Quatre questions sur l’intégration des personnes séropositives dans l’armée
"Avoir le VIH ne sera plus un critère de discrimination par principe" afin d’intégrer l’Armée française. Ce lundi 8 mai, le ministre des Armées Sébastien Lecornu a annoncé la fin de l’interdiction de l’embauche de militaires porteurs du virus de l’immunodéficience humaine (VIH). La décision a été prise sur proposition du ministre de l’Intérieur Gérald Darmanin. "Cet état de fait lié au statut militaire et aux contraintes qu’il impose semble devoir évoluer", a déclaré le locataire de la place Beauvau à l’AFP.
La mesure devrait s’appliquer à la totalité des professions dont le recrutement dépend du ministre des Armées, à savoir les militaires, les gendarmes ainsi que les sapeurs-pompiers de Paris et de Marseille. Un changement de cap justifié par le perfectionnement des traitements antiviraux, qui permettent désormais aux personnes sous trithérapie de ne plus transmettre le VIH.
Quand est-ce que cette interdiction prendra fin ?
Le gouvernement souhaite aller vite. Dans la lettre envoyée par Gérald Darmanin à Sébastien Lecornu, le ministre de l’Intérieur demande que l’arrêté soit publié "dans les jours qui viennent". Un coup d’accélérateur que les associations relient à la tenue d’une audience à ce sujet devant le Conseil d’Etat en début d’année. Selon Etienne Deshoulières, avocat de sept organisations LGBT + à l’origine de la saisine, les magistrats "laissaient sous-entendre par leurs questions qu’il y avait bien une discrimination. Je pense que les représentants des ministères l’ont senti", a-t-il indiqué à l’AFP.
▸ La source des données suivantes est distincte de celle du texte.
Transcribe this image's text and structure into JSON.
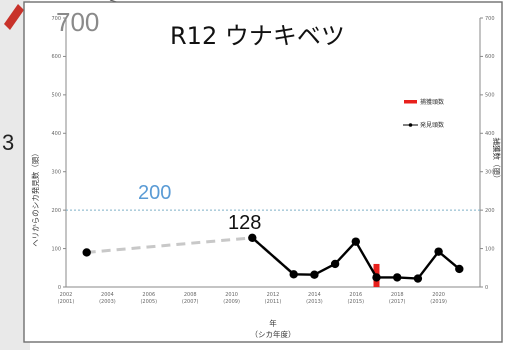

Pourquoi cette discrimination a-t-elle perduré aussi longtemps ?
L’interdiction d’accès remonte aux années 1980, au moment de l’apparition du virus. Malgré les nombreuses demandes des associations de défense des droits des personnes séropositives, le service de santé de l’Armée, chargé de la validation des recrutements, a toujours refusé de faire sauter cette interdiction, en invoquant des raisons médicales. Une association citée par le journal Le Parisien évoque un argument cité par le ministère au cours de discussions, selon lequel, "de manière un peu schématique, transporter des traitements sur les terrains opérationnels posait de gros soucis logistiques".
Qu’est-ce que le Sigycop, ce dispositif qui empêchait les personnes séropositives d’entrer dans la police et l’armée ?
Jusqu’à aujourd’hui, le refus de l’intégration des personnes séropositives à l’Armée était motivé par l’utilisation du Sigycop. Ce dispositif d’analyse de l’état de santé des personnes consiste en une note allant de 1 à 5, sur sept critères : l’état des membres supérieurs, des membres inférieurs, l’état général, la vision, le sens chromatique, l’audition et l’état psychique. L’infection au VIH octroyait une note maximum de 3 dans le critère de l’état général, entraînant une exclusion des personnes infectées.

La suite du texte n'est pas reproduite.